Aulnay-sous-Bois | Le jeune homme de 22 ans qui a été victime d’un « viol » par les forces de l’ordre sur la voie publique a expliqué qu’il avait provoqué les policiers mais qu’il ne s’attendait pas à ce que les rôles s’inversent.

Selon le jeune musulman les policiers l’auraient alors saisi et tandis qu’il se débattait, Jean-Jacques l’adjudant aurait positionné sa matraque électronique au niveau de son anus et aurait appuyé sur le bouton. C’est alors que 65 centimètres de caoutchouc se sont alors retrouvés dans le lieu intime de la victime. Toute la matraque serait alors rentrée dans le jeune homme qui a gémi sous les regards ébahis de sa communauté.

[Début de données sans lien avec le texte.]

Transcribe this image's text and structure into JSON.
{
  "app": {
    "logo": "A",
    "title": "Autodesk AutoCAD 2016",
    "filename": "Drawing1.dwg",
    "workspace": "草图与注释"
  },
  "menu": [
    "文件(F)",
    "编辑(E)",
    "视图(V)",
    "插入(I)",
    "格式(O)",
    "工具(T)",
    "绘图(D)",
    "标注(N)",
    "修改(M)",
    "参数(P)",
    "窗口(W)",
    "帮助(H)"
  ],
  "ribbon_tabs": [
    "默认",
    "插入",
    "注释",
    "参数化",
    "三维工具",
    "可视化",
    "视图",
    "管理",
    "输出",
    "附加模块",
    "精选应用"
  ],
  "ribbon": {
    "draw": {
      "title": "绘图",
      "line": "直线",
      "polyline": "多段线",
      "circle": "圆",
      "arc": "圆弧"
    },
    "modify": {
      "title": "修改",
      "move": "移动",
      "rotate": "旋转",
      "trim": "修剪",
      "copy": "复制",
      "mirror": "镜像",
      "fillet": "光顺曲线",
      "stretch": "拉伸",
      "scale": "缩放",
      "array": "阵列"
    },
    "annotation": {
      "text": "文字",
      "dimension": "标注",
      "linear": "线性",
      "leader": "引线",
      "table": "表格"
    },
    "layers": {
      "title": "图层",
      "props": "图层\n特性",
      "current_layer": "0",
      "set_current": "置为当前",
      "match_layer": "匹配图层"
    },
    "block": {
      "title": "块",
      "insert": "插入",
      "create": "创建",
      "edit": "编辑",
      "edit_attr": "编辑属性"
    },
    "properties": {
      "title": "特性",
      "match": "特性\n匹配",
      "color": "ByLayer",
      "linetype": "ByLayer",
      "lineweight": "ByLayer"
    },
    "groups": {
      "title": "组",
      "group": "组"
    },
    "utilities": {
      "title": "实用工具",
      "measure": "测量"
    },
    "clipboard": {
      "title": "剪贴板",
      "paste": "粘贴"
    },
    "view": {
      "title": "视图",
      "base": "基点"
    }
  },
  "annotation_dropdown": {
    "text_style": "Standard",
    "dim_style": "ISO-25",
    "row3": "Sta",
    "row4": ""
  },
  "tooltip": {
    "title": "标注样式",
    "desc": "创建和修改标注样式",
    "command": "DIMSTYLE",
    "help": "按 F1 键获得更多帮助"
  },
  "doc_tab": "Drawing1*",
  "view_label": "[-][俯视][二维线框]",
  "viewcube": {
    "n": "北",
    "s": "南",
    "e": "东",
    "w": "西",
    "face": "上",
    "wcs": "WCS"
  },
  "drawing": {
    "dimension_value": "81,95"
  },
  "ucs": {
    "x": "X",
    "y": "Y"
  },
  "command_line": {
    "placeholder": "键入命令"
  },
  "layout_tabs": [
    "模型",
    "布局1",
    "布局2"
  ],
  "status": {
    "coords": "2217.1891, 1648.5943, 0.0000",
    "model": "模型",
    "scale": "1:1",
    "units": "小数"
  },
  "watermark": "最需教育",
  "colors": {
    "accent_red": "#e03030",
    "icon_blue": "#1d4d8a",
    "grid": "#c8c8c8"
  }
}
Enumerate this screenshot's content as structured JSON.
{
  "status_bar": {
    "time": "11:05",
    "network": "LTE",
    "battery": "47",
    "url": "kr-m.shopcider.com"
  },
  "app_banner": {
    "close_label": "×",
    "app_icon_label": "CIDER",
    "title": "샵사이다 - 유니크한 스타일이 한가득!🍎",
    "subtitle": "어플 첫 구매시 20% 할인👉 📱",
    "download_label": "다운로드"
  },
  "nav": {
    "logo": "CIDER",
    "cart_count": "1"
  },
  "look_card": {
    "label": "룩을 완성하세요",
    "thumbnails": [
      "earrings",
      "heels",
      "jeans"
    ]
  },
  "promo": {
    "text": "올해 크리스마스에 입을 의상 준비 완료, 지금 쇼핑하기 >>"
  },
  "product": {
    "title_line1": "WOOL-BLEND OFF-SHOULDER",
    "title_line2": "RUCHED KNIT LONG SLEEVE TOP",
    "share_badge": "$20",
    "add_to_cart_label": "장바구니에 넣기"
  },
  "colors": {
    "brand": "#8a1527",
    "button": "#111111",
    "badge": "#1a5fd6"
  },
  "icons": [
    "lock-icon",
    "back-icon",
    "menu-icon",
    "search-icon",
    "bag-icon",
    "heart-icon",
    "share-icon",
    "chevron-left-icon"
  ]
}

« Wallah, je suis pas homosexuel, wallah, je suis pas homosexuel » a crié le jeune suite à l’incident. « WALLAH mon anus il saigne! »

Les jeunes de la cité des 3000 se sont par la suite offusqués de l’interpellation musclée en scandant des « ON EST PAS DES PDS ». L’un d’eux a déclaré sous couvert d’anonymat, « On est des gentils nous, on aime tout le monde mais pas les homos. »

« Il lui a mis sa matraque dans les fesses wallah ! Il faut le chatier » aurait alors déclaré l’imam de la cité qui a été peiné de voir qu’un de ses meilleurs éléments a été souillé. « C’est plus une bonne pomme aux yeux d’Allah, le coup de matraque l’empêche à tout jamais de rejoindre le paradis du miséricordieux. »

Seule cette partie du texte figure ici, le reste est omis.